Park Slope Food Coop Rejects Israel Boycott
A well-known cooperative grocery store in Brooklyn voted to reject a boycott of Israeli goods.
At a special meeting Tuesday night, members of the Park Slope Food Coop rejected by a vote of 1,005 to 653 a proposal to hold a mail ballot referendum for all members on whether to stop selling Israeli goods.
The meeting was held at an area high school to accommodate the expected crowd, which ended up exceeding in size any previous co-op meeting, The New York Times reported.
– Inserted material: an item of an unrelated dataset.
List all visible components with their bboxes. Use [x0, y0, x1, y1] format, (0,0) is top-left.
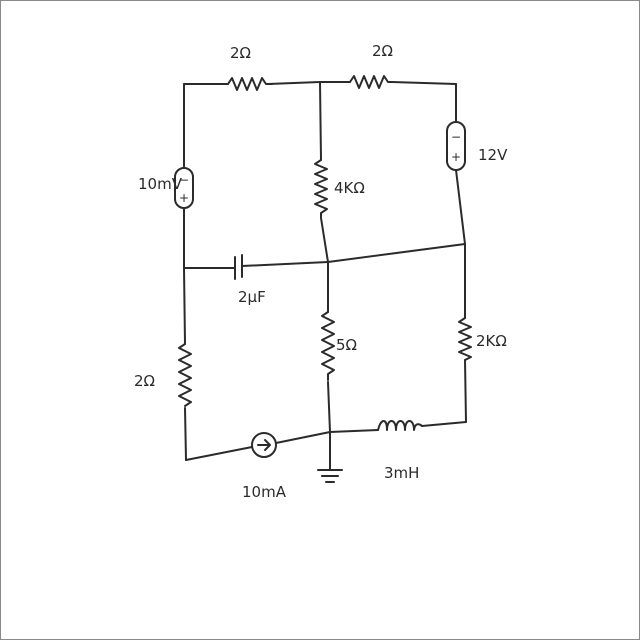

The co-op, founded in 1973, is well known in New York City as a bastion of socially conscious consumerism. Each member is required to do a work shift of 2 hours and 45 minutes every four weeks in order to shop at the coop, which offers a wide selection of organic and other goods at significant discounts.
Supporters and opponents of a boycott had campaigned aggressively in the run-up to the vote at the co-op, which has a large number of Jewish members.
The call to boycott Israeli goods had been percolating for several years, the subject of vigorous debate in the co-op’s newsletter.
The issue garnered substantial media attention. New York City Mayor Michael Bloomberg and other elected officials strongly criticized the boycott proposal.
“I think it has nothing to do with the food,” Bloomberg said Monday when asked about the boycott at a news conference. “The issue is there are people who want Israel to be torn apart and everybody to be massacred, and America is not going to let that happen.”
The co-op’s general manager and one of its founders, Joe Holtz, urged members to reject the boycott call, calling it “divisive.”
The co-op reportedly sells only a handful of Israeli-made products.